Взаимоотношения с друзьями также складывались непросто. Стравинский к тому времени уже узнал о купюрах, внесенных Дягилевым в балет «Аполлон Мусагет», и поручил заняться этим своему представителю, опытному музыкальному издателю Гавриилу Пайчадзе. А еще был Бенуа. Двое старых друзей виделись теперь нечасто, но ни один из них – как бы они друг другу ни действовали на нервы – не хотел просто так отказаться от многолетней дружбы. Надежды Бенуа на то, что его сотрудничество с Рубинштейн принесет ему новую известность или хотя бы признание, не оправдались. Дягилев не понимал Бенуа и не скрывал негативного отношения к его работе. После того представления «Петрушки», на котором присутствовал Нижинский, Бенуа написал мрачное, сердитое письмо Дягилеву: он упрекал старого друга в своей неудачно сложившейся творческой карьере и горько сожалел о том, что их пути разошлись. Бенуа, как и многим другим художникам, находившимся в эмиграции, было тяжело принять то, что в Европе им предстояло жить в безвестности. Бенуа, обладавший многочисленными талантами, пользовавшийся таким громадным уважением и занимавший такое ответственное положение на родине, едва мог это вынести. Неизвестно, отреагировал ли Дягилев на это письмо, но, когда весной 1929 года открылась небольшая выставка работ Бенуа, он не пришел на вернисаж. Тогда Бенуа написал ему записку, несомненно пытаясь помириться:
«Не будь свиньей и посети выставку своего старого друга. Думаю при этом, что кое-что даже доставит тебе удовольствие, хотя б тем, что это тебе напомнит. Ох, Сережа, и почему это жизнь (жест Павки) так устраивает, что люди, нежно друг друга любящие (я продолжаю думать, что ты не совсем равнодушен ко мне, а о своих чувствах к тебе не стоит распространяться), бывают так различны? […] Ну, словом, приходи! А так ты обязан будешь прийти к нам на дом и у нас пообедать. Не поручусь, что тут тебе не попадет от Ати – но это тоже не по иной причине, нежели par excès de tendresse.[333]
Любящий тебя Шура»24
.Это короткое послание – последнее сохранившееся свидетельство длительной и богатой корреспонденции между Дягилевым и Бенуа, и даже сейчас можно ощутить, какой тоской веет от этих нескольких строчек. Принял ли Дягилев приглашение Бенуа, установить не удалось, скорее всего, нет. Дягилев был ужасно занят. До 12 мая труппа выступала в Монте-Карло, а 21 мая начался новый парижский сезон, во время которого должна была состояться премьера «Блудного сына» Прокофьева и новой постановки «Байки про лису, петуха, кота да барана» Стравинского.
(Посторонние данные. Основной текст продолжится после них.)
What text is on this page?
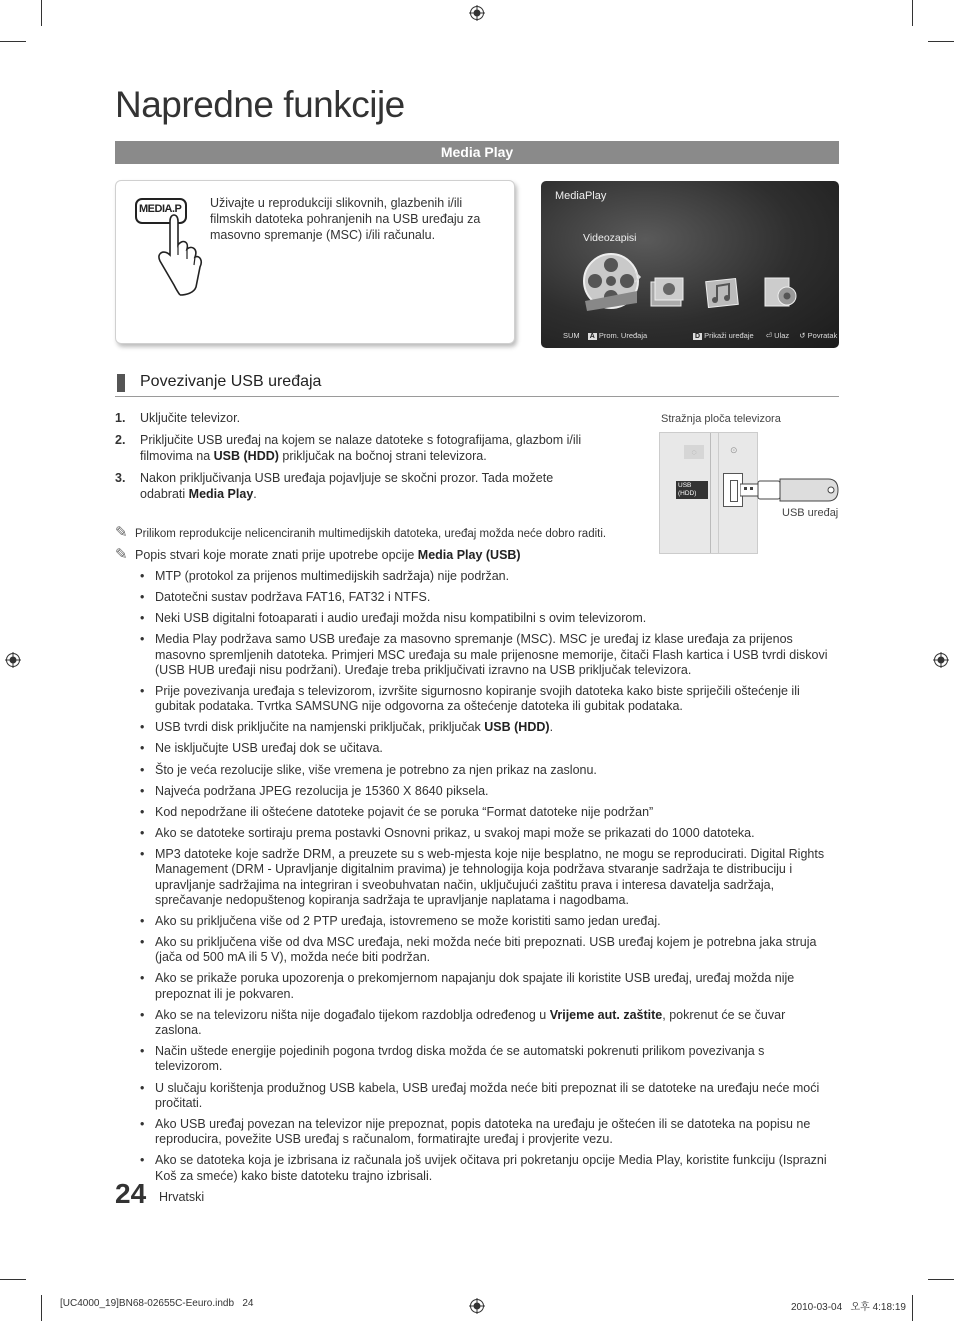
Napredne funkcije
Media Play
MEDIA.P Uživajte u reprodukciji slikovnih, glazbenih i/ili filmskih datoteka pohranjenih na USB uređaju za masovno spremanje (MSC) i/ili računalu.
MediaPlay
Videozapisi
SUM A Prom. Uređaja	D Prikaži uređaje ⏎ Ulaz ↺ Povratak
Povezivanje USB uređaja
1. Uključite televizor.
2. Priključite USB uređaj na kojem se nalaze datoteke s fotografijama, glazbom i/ili filmovima na USB (HDD) priključak na bočnoj strani televizora.
3. Nakon priključivanja USB uređaja pojavljuje se skočni prozor. Tada možete odabrati Media Play.
Stražnja ploča televizora
◌	⊙
USB (HDD)
USB uređaj
✎ Prilikom reprodukcije nelicenciranih multimedijskih datoteka, uređaj možda neće dobro raditi.
✎ Popis stvari koje morate znati prije upotrebe opcije Media Play (USB)
• MTP (protokol za prijenos multimedijskih sadržaja) nije podržan.
• Datotečni sustav podržava FAT16, FAT32 i NTFS.
• Neki USB digitalni fotoaparati i audio uređaji možda nisu kompatibilni s ovim televizorom.
• Media Play podržava samo USB uređaje za masovno spremanje (MSC). MSC je uređaj iz klase uređaja za prijenos masovno spremljenih datoteka. Primjeri MSC uređaja su male prijenosne memorije, čitači Flash kartica i USB tvrdi diskovi (USB HUB uređaji nisu podržani). Uređaje treba priključivati izravno na USB priključak televizora.
• Prije povezivanja uređaja s televizorom, izvršite sigurnosno kopiranje svojih datoteka kako biste spriječili oštećenje ili gubitak podataka. Tvrtka SAMSUNG nije odgovorna za oštećenje datoteka ili gubitak podataka.
• USB tvrdi disk priključite na namjenski priključak, priključak USB (HDD).
• Ne isključujte USB uređaj dok se učitava.
• Što je veća rezolucije slike, više vremena je potrebno za njen prikaz na zaslonu.
• Najveća podržana JPEG rezolucija je 15360 X 8640 piksela.
• Kod nepodržane ili oštećene datoteke pojavit će se poruka “Format datoteke nije podržan”
• Ako se datoteke sortiraju prema postavki Osnovni prikaz, u svakoj mapi može se prikazati do 1000 datoteka.
• MP3 datoteke koje sadrže DRM, a preuzete su s web-mjesta koje nije besplatno, ne mogu se reproducirati. Digital Rights Management (DRM - Upravljanje digitalnim pravima) je tehnologija koja podržava stvaranje sadržaja te distribuciju i upravljanje sadržajima na integriran i sveobuhvatan način, uključujući zaštitu prava i interesa davatelja sadržaja, sprečavanje nedopuštenog kopiranja sadržaja te upravljanje naplatama i nagodbama.
• Ako su priključena više od 2 PTP uređaja, istovremeno se može koristiti samo jedan uređaj.
• Ako su priključena više od dva MSC uređaja, neki možda neće biti prepoznati. USB uređaj kojem je potrebna jaka struja (jača od 500 mA ili 5 V), možda neće biti podržan.
• Ako se prikaže poruka upozorenja o prekomjernom napajanju dok spajate ili koristite USB uređaj, uređaj možda nije prepoznat ili je pokvaren.
• Ako se na televizoru ništa nije događalo tijekom razdoblja određenog u Vrijeme aut. zaštite, pokrenut će se čuvar zaslona.
• Način uštede energije pojedinih pogona tvrdog diska možda će se automatski pokrenuti prilikom povezivanja s televizorom.
• U slučaju korištenja produžnog USB kabela, USB uređaj možda neće biti prepoznat ili se datoteke na uređaju neće moći pročitati.
• Ako USB uređaj povezan na televizor nije prepoznat, popis datoteka na uređaju je oštećen ili se datoteka na popisu ne reproducira, povežite USB uređaj s računalom, formatirajte uređaj i provjerite vezu.
• Ako se datoteka koja je izbrisana iz računala još uvijek očitava pri pokretanju opcije Media Play, koristite funkciju (Isprazni Koš za smeće) kako biste datoteku trajno izbrisali.
24 Hrvatski
[UC4000_19]BN68-02655C-Eeuro.indb   24	2010-03-04   오후 4:18:19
Дягилев вновь страдал от фурункулов, вызывающих абсцессы, из-за чего он был вынужден много отдыхать. В конце апреля вместе с Кохно он находился в Париже, где шли репетиции балета Прокофьева (премьера «Бала» Риети должна была состояться только в Монте-Карло). Тогда же Дягилев получил письмо от Пайчадзе, в котором тот пригрозил, что сокращение «Аполлона Мусагета» может рассматриваться как нарушение условий контракта, и пообещал отобрать права на дальнейшее исполнение этого балета. Пайчадзе в тот момент уже начал вести переговоры с Идой Рубинштейн, предложив ей права на постановку этого произведения. Дягилев резко отреагировал на это письмо, заявив, что не давал повода думать, что он «мог нарушить данное им ранее обещание восстановить вырезанные отрывки», и что с ним обошлись слишком сурово.[334]
Премьера «Блудного сына» прошла с большим успехом благодаря блестящей музыке Прокофьева, а также, в чуть меньшей степени, благодаря блестящей хореографии Баланчина. Пресса критиковала Баланчина, назвав его хореографию бесстрастной и нарочито современной. Это мнение в значительной степени разделял и Прокофьев. Это кажется нам странным, так как балет и сейчас входит в репертуар ведущих театров мира. С момента его создания прошло много лет, но он продолжает удивлять и волновать публику. Последняя сцена, когда отец обнимает своего блудного сына и уносит его за кулисы, будто маленького мальчика, обладает редчайшей изобразительной силой и может достойно соперничать со знаменитой картиной Рембрандта в Эрмитаже, прекрасно известной Дягилеву и Баланчину.
По окончании представления Дягилев, Лифарь, Кохно, Мисиа Серт и Коко Шанель отправились ужинать. Никто из них не мог предположить, что всего два месяца спустя все они вновь соберутся у смертного одра Дягилева.